Benson MA., Newey SE., Martin-Rendon E., Hawkes R., Blake DJ.
The dystrophin-associated protein complex (DPC) is required for the maintenance of muscle integrity during the mechanical stresses of contraction and relaxation. In addition to providing a membrane scaffold, members of the DPC such as the alpha-dystrobrevin protein family are thought to play an important role in intracellular signal transduction. To gain additional insights into the function of the DPC, we performed a yeast two-hybrid screen for dystrobrevin-interacting proteins. Here we describe the identification of a dysbindin, a novel dystrobrevin-binding protein.

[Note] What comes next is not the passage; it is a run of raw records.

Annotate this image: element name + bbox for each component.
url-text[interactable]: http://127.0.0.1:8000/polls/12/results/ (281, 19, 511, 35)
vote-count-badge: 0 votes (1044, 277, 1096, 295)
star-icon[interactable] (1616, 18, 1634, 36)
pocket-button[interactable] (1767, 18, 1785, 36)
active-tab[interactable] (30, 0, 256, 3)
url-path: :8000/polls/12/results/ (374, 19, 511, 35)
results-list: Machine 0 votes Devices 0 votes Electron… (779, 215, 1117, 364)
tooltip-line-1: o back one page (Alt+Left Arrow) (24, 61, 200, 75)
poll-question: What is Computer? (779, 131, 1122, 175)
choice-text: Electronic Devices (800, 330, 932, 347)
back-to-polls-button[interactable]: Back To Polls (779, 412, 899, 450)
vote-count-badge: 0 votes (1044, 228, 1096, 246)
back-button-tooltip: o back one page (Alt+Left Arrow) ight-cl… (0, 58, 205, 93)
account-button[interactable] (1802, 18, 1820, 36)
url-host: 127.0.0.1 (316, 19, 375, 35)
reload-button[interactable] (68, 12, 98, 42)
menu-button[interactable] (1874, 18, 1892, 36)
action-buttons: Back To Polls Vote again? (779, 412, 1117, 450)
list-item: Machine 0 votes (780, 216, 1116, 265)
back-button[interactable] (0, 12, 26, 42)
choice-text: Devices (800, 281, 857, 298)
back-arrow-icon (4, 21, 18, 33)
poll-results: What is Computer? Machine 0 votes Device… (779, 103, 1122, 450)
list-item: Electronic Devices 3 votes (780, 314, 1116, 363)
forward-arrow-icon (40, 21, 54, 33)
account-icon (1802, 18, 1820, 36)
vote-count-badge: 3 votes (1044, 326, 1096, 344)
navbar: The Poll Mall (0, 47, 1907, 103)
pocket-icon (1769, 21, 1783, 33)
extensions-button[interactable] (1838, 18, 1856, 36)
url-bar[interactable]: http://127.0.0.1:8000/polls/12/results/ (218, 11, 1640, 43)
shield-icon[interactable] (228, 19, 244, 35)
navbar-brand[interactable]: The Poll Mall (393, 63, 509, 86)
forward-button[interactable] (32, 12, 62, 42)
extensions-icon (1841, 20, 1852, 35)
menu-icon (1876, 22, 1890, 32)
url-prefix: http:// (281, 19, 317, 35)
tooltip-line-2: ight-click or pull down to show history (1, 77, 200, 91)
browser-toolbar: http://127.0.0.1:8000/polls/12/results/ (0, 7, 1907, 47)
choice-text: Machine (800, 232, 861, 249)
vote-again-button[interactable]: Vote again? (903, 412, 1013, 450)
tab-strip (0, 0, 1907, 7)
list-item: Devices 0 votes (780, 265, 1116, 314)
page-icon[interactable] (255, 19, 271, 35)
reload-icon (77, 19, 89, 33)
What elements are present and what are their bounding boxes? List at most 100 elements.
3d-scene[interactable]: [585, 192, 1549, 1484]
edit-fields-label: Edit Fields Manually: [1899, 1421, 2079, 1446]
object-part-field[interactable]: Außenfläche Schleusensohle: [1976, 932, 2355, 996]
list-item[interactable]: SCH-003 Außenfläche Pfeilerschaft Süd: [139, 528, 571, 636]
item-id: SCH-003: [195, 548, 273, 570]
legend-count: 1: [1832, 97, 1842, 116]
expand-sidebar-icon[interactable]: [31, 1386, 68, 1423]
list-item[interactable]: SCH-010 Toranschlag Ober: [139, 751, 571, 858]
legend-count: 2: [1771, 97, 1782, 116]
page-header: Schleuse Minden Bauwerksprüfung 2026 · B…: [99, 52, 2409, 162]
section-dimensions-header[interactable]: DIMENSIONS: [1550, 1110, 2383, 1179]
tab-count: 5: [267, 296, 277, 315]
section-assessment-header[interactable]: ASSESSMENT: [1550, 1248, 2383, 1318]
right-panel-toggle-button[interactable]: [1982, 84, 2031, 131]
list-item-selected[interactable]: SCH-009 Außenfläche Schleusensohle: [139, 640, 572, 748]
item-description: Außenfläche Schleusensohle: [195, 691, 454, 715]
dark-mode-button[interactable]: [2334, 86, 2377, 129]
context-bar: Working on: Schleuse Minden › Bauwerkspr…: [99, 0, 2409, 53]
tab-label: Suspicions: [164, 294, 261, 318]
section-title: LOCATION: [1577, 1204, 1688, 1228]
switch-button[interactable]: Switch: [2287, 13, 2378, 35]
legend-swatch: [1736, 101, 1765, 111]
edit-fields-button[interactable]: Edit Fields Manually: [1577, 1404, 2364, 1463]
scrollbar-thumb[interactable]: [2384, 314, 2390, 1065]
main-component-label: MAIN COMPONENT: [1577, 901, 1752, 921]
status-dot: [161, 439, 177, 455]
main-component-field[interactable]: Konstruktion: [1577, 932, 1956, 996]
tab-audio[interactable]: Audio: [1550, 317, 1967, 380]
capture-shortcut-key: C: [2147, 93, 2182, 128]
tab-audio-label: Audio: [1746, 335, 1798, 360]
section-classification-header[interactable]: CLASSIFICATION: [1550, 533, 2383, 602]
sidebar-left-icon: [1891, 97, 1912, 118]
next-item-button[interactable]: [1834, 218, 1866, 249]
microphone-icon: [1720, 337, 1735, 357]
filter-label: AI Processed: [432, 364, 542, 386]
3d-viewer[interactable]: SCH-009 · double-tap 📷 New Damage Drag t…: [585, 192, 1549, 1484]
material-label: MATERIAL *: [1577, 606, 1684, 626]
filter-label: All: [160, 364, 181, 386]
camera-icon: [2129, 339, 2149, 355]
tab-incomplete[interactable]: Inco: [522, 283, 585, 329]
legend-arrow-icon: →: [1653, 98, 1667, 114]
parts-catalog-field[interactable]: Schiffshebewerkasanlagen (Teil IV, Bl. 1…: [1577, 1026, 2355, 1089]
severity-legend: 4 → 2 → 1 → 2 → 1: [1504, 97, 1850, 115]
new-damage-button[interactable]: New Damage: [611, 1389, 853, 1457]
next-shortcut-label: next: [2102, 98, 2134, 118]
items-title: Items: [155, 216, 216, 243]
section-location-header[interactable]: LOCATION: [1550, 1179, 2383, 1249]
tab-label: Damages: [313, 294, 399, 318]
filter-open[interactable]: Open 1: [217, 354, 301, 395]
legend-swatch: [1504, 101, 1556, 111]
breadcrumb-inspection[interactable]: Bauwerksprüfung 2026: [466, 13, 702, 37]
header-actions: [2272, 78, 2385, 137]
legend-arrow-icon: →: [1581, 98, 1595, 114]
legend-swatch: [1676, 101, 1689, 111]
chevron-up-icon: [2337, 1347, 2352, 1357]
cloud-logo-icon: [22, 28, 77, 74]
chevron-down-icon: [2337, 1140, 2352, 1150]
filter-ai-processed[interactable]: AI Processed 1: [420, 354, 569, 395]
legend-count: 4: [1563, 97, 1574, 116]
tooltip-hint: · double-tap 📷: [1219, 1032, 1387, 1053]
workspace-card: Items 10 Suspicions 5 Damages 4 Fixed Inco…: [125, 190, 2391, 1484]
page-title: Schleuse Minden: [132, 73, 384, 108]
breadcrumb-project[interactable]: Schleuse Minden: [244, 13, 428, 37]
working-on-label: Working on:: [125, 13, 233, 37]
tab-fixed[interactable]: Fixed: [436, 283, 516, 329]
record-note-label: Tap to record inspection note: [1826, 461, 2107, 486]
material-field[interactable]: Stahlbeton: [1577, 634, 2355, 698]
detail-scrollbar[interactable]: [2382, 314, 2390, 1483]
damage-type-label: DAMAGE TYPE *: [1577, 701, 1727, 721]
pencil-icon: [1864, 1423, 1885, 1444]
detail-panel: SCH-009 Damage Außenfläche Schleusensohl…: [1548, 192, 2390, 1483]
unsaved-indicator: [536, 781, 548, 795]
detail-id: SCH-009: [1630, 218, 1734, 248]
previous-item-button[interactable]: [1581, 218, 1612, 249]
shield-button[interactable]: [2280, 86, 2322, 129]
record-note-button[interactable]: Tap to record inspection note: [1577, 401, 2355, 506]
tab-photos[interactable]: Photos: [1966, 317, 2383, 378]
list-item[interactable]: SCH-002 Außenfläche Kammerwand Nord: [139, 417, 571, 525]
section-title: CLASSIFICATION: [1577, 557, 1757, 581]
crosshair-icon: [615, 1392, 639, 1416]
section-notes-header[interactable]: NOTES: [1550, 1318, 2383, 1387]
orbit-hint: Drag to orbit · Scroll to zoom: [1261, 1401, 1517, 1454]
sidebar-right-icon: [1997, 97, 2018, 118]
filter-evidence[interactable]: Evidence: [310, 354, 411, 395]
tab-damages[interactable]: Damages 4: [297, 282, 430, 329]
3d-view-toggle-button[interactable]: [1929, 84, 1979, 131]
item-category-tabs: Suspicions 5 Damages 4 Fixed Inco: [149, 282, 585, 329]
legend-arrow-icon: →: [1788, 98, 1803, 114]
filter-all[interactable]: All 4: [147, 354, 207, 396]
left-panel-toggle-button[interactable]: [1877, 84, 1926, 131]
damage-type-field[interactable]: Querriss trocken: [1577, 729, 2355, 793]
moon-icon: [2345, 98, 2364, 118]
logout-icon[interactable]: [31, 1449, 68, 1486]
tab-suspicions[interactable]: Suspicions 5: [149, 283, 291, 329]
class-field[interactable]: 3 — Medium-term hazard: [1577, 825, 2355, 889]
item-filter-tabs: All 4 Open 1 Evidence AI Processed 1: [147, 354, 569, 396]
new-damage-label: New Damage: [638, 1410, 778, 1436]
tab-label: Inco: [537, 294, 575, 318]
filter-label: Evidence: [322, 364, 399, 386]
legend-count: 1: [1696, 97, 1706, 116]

Dysbindin is an evolutionary conserved 40-kDa coiled-coil-containing protein that binds to alpha- and beta-dystrobrevin in muscle and brain. Dystrophin and alpha-dystrobrevin are co-immunoprecipitated with dysbindin, indicating that dysbindin is DPC-associated in muscle. Dysbindin co-localizes with alpha-dystrobrevin at the sarcolemma and is up-regulated in dystrophin-deficient muscle. In the brain, dysbindin is found primarily in axon bundles and especially in certain axon terminals, notably mossy fiber synaptic terminals in the cerebellum and hippocampus. These findings have implications for the molecular pathology of Duchenne muscular dystrophy and may provide an alternative route for anchoring dystrobrevin and the DPC to the muscle membrane.